REPUBLIKA.CO.ID, JAKARTA — Pakar pidana Universitas Islam Indonesia (UII), Muzakir, mengatakan, langkah Kejaksaan Agung (Kejagung) mengusut dugaan pidana pembelian emas PT Antam seberat 7 ton, adalah hal yang sah. Jika ada transaksi suatu barang milik negara yang dianggap tidak wajar, maka Kejagung harus menyelidikinya.

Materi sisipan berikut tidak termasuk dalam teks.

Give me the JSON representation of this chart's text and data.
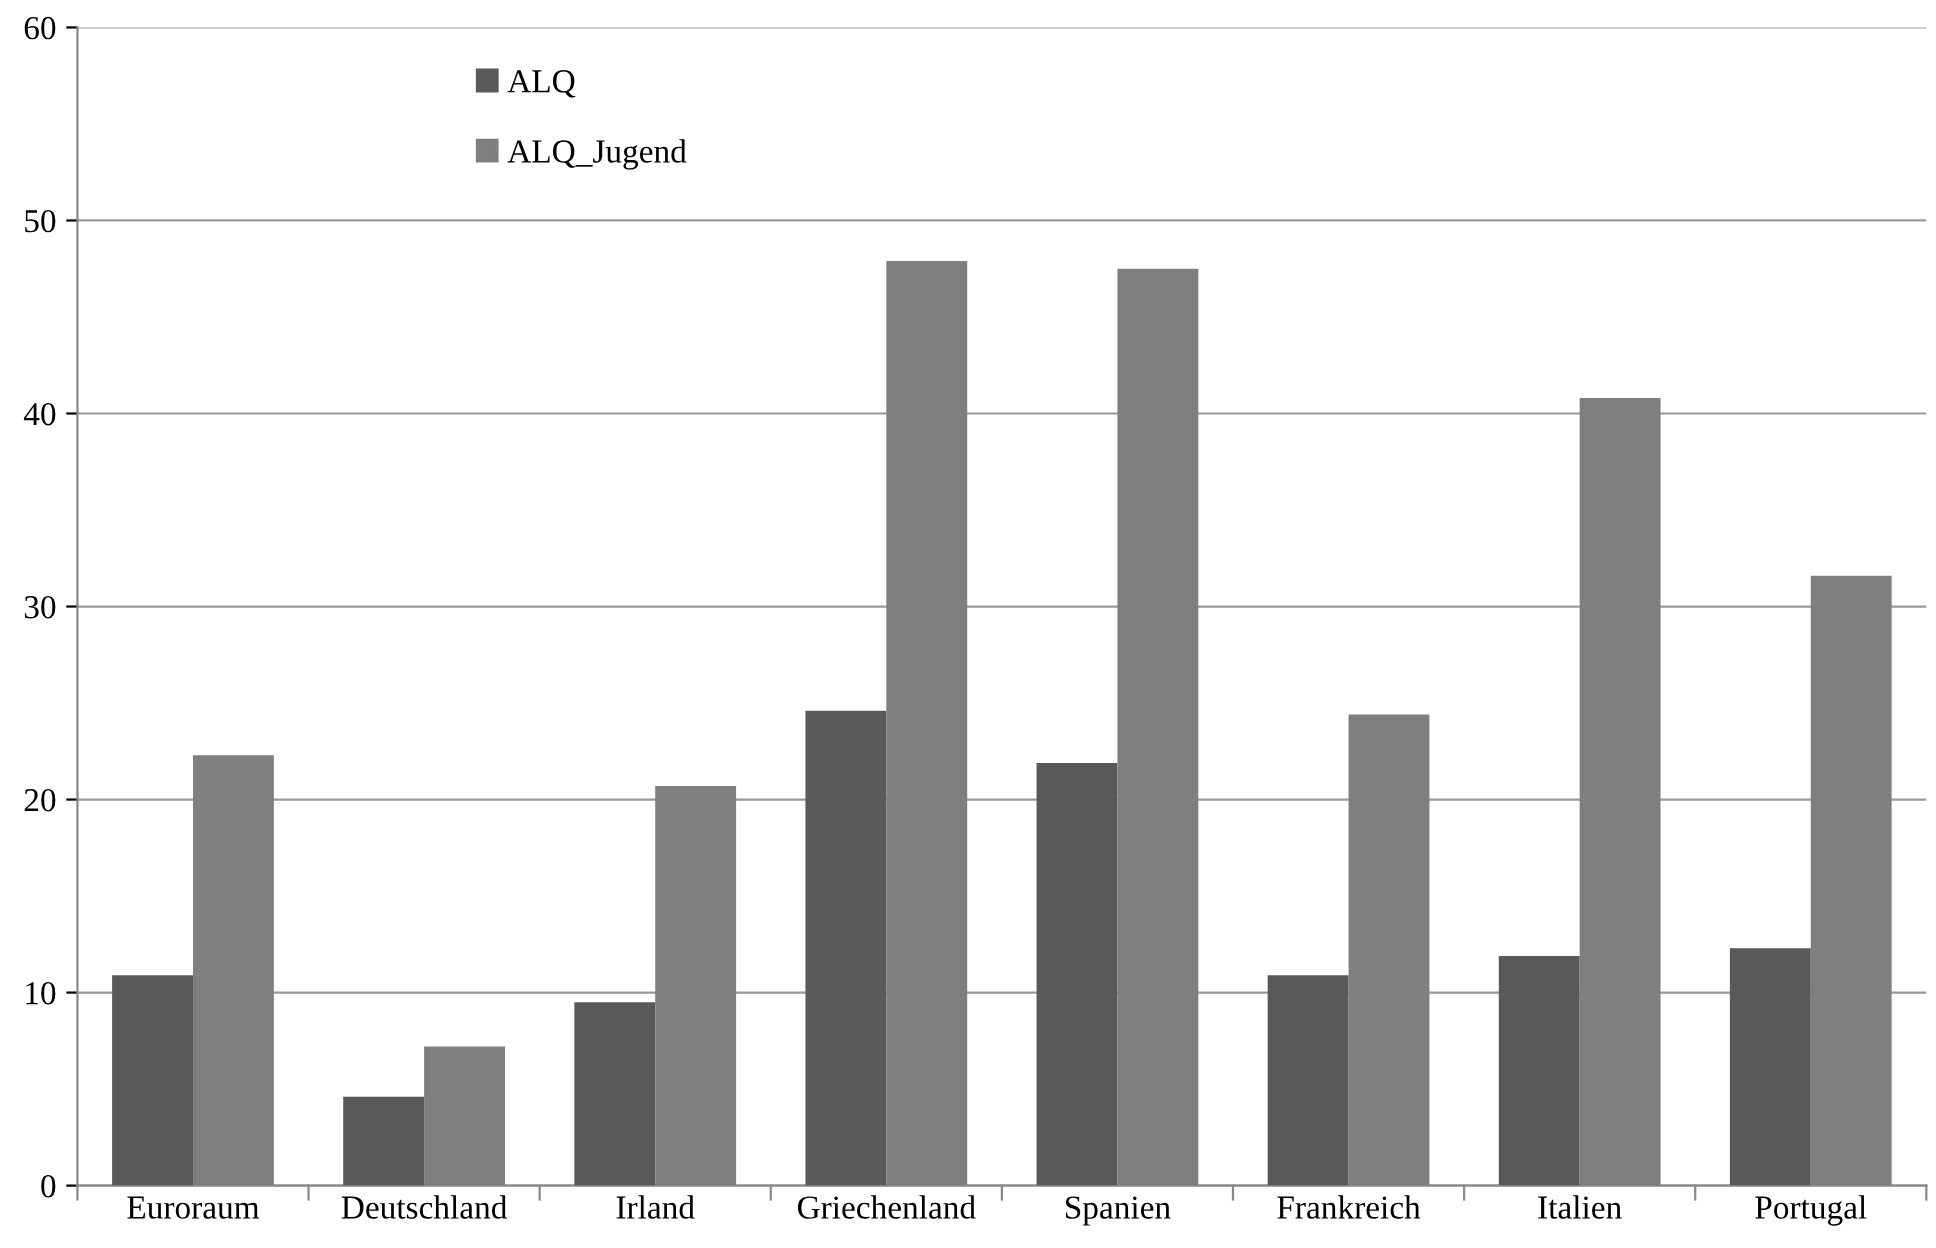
{
  "chart_data": {
    "type": "bar",
    "categories": [
      "Euroraum",
      "Deutschland",
      "Irland",
      "Griechenland",
      "Spanien",
      "Frankreich",
      "Italien",
      "Portugal"
    ],
    "series": [
      {
        "name": "ALQ",
        "color": "#595959",
        "values": [
          10.9,
          4.6,
          9.5,
          24.6,
          21.9,
          10.9,
          11.9,
          12.3
        ]
      },
      {
        "name": "ALQ_Jugend",
        "color": "#7f7f7f",
        "values": [
          22.3,
          7.2,
          20.7,
          47.9,
          47.5,
          24.4,
          40.8,
          31.6
        ]
      }
    ],
    "ylim": [
      0,
      60
    ],
    "yticks": [
      0,
      10,
      20,
      30,
      40,
      50,
      60
    ],
    "grid": "y",
    "legend": "top left"
  }
}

“Mengelola uang negara itu seperrti itu. Kalau ada dugaan manipulasi, kecurangan, dalam penetapan harga emas. Walaupun kemarin diproses (gugatan) perdata sudah dimenangkan yang bersangkutan (Budi Said), tetap saja bisa (diproses pidana) karena parameter perdatanya beda dengan kontek itu (pidana),” ungkap Muzakir, Ahad (10/3/2024).
Hal ini disampaikan Muzakir menanggapi pengusutan dugaan korupsi kasus pembelian emas PT Antang seesar 7 ton oleh Budi Said. Kejagung mengusut secara pidana kasus jual beli ini, karena melihat adanya potensi korupsi, yang merugikan negara.

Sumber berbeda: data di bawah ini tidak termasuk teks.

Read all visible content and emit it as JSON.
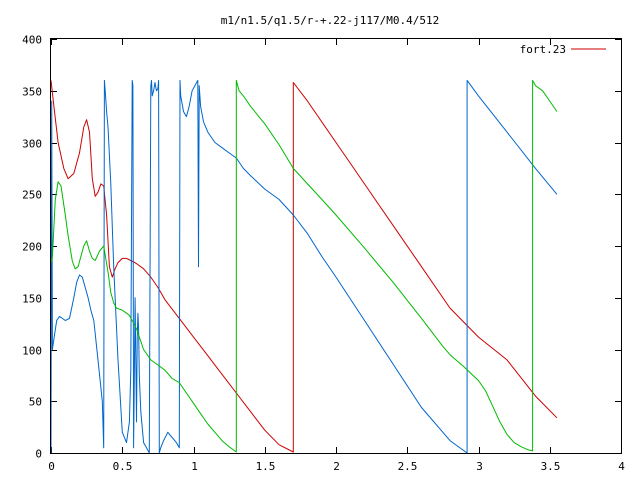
{
  "chart_data": {
    "type": "line",
    "title": "m1/n1.5/q1.5/r-+.22-j117/M0.4/512",
    "xlabel": "",
    "ylabel": "",
    "xlim": [
      0,
      4
    ],
    "ylim": [
      0,
      400
    ],
    "grid": false,
    "legend_position": "top-right",
    "x_ticks": [
      {
        "value": 0,
        "label": "0"
      },
      {
        "value": 0.5,
        "label": "0.5"
      },
      {
        "value": 1,
        "label": "1"
      },
      {
        "value": 1.5,
        "label": "1.5"
      },
      {
        "value": 2,
        "label": "2"
      },
      {
        "value": 2.5,
        "label": "2.5"
      },
      {
        "value": 3,
        "label": "3"
      },
      {
        "value": 3.5,
        "label": "3.5"
      },
      {
        "value": 4,
        "label": "4"
      }
    ],
    "y_ticks": [
      {
        "value": 0,
        "label": "0"
      },
      {
        "value": 50,
        "label": "50"
      },
      {
        "value": 100,
        "label": "100"
      },
      {
        "value": 150,
        "label": "150"
      },
      {
        "value": 200,
        "label": "200"
      },
      {
        "value": 250,
        "label": "250"
      },
      {
        "value": 300,
        "label": "300"
      },
      {
        "value": 350,
        "label": "350"
      },
      {
        "value": 400,
        "label": "400"
      }
    ],
    "series": [
      {
        "name": "fort.23",
        "color": "#cc0000",
        "x": [
          0,
          0.02,
          0.05,
          0.09,
          0.12,
          0.16,
          0.2,
          0.23,
          0.25,
          0.27,
          0.29,
          0.31,
          0.33,
          0.35,
          0.37,
          0.39,
          0.41,
          0.43,
          0.45,
          0.47,
          0.5,
          0.53,
          0.56,
          0.6,
          0.65,
          0.7,
          0.75,
          0.8,
          0.9,
          1.0,
          1.1,
          1.2,
          1.3,
          1.4,
          1.5,
          1.6,
          1.7,
          1.7,
          1.8,
          2.0,
          2.2,
          2.4,
          2.6,
          2.8,
          3.0,
          3.2,
          3.4,
          3.55
        ],
        "y": [
          360,
          335,
          300,
          275,
          265,
          270,
          290,
          315,
          322,
          310,
          265,
          248,
          252,
          260,
          258,
          230,
          180,
          170,
          178,
          184,
          188,
          188,
          186,
          183,
          178,
          170,
          160,
          148,
          130,
          112,
          94,
          76,
          58,
          40,
          22,
          8,
          1,
          358,
          340,
          300,
          260,
          220,
          180,
          140,
          112,
          90,
          55,
          34
        ]
      },
      {
        "name": "",
        "color": "#0066cc",
        "x": [
          0,
          0.005,
          0.01,
          0.02,
          0.04,
          0.06,
          0.08,
          0.1,
          0.13,
          0.16,
          0.18,
          0.2,
          0.22,
          0.24,
          0.26,
          0.28,
          0.3,
          0.33,
          0.36,
          0.37,
          0.375,
          0.38,
          0.39,
          0.4,
          0.42,
          0.44,
          0.47,
          0.5,
          0.53,
          0.55,
          0.56,
          0.57,
          0.575,
          0.58,
          0.59,
          0.6,
          0.605,
          0.61,
          0.615,
          0.62,
          0.63,
          0.65,
          0.67,
          0.69,
          0.7,
          0.705,
          0.71,
          0.72,
          0.73,
          0.74,
          0.75,
          0.755,
          0.76,
          0.77,
          0.79,
          0.82,
          0.85,
          0.88,
          0.9,
          0.905,
          0.91,
          0.93,
          0.95,
          0.97,
          0.99,
          1.01,
          1.03,
          1.035,
          1.04,
          1.045,
          1.05,
          1.07,
          1.1,
          1.15,
          1.2,
          1.25,
          1.3,
          1.35,
          1.4,
          1.5,
          1.6,
          1.7,
          1.8,
          1.9,
          2.0,
          2.2,
          2.4,
          2.6,
          2.8,
          2.92,
          2.92,
          3.0,
          3.2,
          3.4,
          3.55
        ],
        "y": [
          0,
          340,
          100,
          110,
          128,
          132,
          130,
          128,
          130,
          150,
          165,
          172,
          170,
          160,
          150,
          138,
          128,
          90,
          50,
          5,
          360,
          350,
          330,
          315,
          260,
          180,
          90,
          20,
          10,
          30,
          80,
          360,
          355,
          5,
          150,
          30,
          110,
          135,
          120,
          75,
          40,
          10,
          5,
          0,
          355,
          360,
          345,
          350,
          358,
          350,
          352,
          360,
          0,
          5,
          12,
          20,
          15,
          10,
          5,
          360,
          345,
          330,
          325,
          335,
          350,
          355,
          360,
          180,
          355,
          345,
          335,
          320,
          310,
          300,
          295,
          290,
          285,
          275,
          268,
          255,
          245,
          230,
          212,
          190,
          170,
          128,
          86,
          44,
          12,
          0,
          360,
          345,
          310,
          275,
          250
        ]
      },
      {
        "name": "",
        "color": "#00bb00",
        "x": [
          0,
          0.005,
          0.01,
          0.03,
          0.05,
          0.07,
          0.1,
          0.12,
          0.15,
          0.17,
          0.19,
          0.21,
          0.23,
          0.25,
          0.27,
          0.29,
          0.31,
          0.34,
          0.37,
          0.4,
          0.42,
          0.44,
          0.46,
          0.5,
          0.55,
          0.6,
          0.65,
          0.7,
          0.75,
          0.8,
          0.85,
          0.9,
          0.95,
          1.0,
          1.05,
          1.1,
          1.15,
          1.2,
          1.25,
          1.28,
          1.3,
          1.3,
          1.32,
          1.35,
          1.4,
          1.5,
          1.6,
          1.7,
          1.8,
          1.9,
          2.0,
          2.2,
          2.4,
          2.6,
          2.75,
          2.8,
          2.9,
          3.0,
          3.05,
          3.1,
          3.15,
          3.2,
          3.25,
          3.3,
          3.35,
          3.38,
          3.38,
          3.4,
          3.45,
          3.5,
          3.55
        ],
        "y": [
          185,
          185,
          190,
          245,
          262,
          258,
          230,
          210,
          185,
          178,
          180,
          190,
          200,
          205,
          195,
          188,
          186,
          195,
          200,
          175,
          155,
          145,
          140,
          138,
          133,
          120,
          100,
          90,
          85,
          80,
          72,
          68,
          58,
          48,
          38,
          28,
          20,
          12,
          6,
          3,
          1,
          360,
          350,
          345,
          335,
          318,
          298,
          275,
          260,
          245,
          230,
          198,
          165,
          130,
          103,
          95,
          83,
          70,
          60,
          45,
          30,
          18,
          10,
          6,
          3,
          2,
          360,
          355,
          350,
          340,
          330
        ]
      }
    ]
  }
}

Menurut Muzakir dalam transaksi aset negara maka harus dilihat ada tidaknya kecurangan. “Karena ini negara (emas Antam) harus dulu dilihat ada kecurangan tidak dalam jual beli tersebut,” ungkap Muzakir.
Dalam transaksi emas Antam yang diilakukan Budi Said, kata Muzakir, disebut adanya diskon dalam harga pembelian. “Maka harus dilihat apakah diskon itu mark down, dengan melihat harga emas apakah harganya standar bisnis internasional atau tidak,” papar Muzakir.
Jika ternyata harganya di-mark down jauh dari harga internasional, menurut Muzakir, maka ada potensi pelanggaran. Sehingga tindakan Kejagung yang memproses dugaan korupsi sudah benar.
“Kenapa benar? karena jika negara bertransaksi, misalnya dalam kasus jual beli emas Antam ini, maka jual beli itu harus transparan dan ditetapkan harga yang wajar,” papar pakar pidana ini.
Adapun yang dimaksud harga yang wajar tersebut adalah harga yang sesuai harga internasional, pada saat transaksi dilakukan. “Itu kan dokumennya (tanggal transaksi) pasti ada. Jadi kalau harganya masih sekitar itu berarti wajar. Tapi kalau turunnya harga sangat fantastis maka itu (transaksi) tidak wajar,” ungkap Muzakir. Jika transaksinya tidak wajar, kata Muzakir, maka ada potensi melawan hukum, manipulasi.
Negara dalam menjual asetnya, kata dia, harus memiliki standar harga. Ini karena aset negara merupakan milik publik. “Kalau di mark douwn maka itu perbuatan melawan hukum dalam pengelolaan aset negara,” ungkapnya.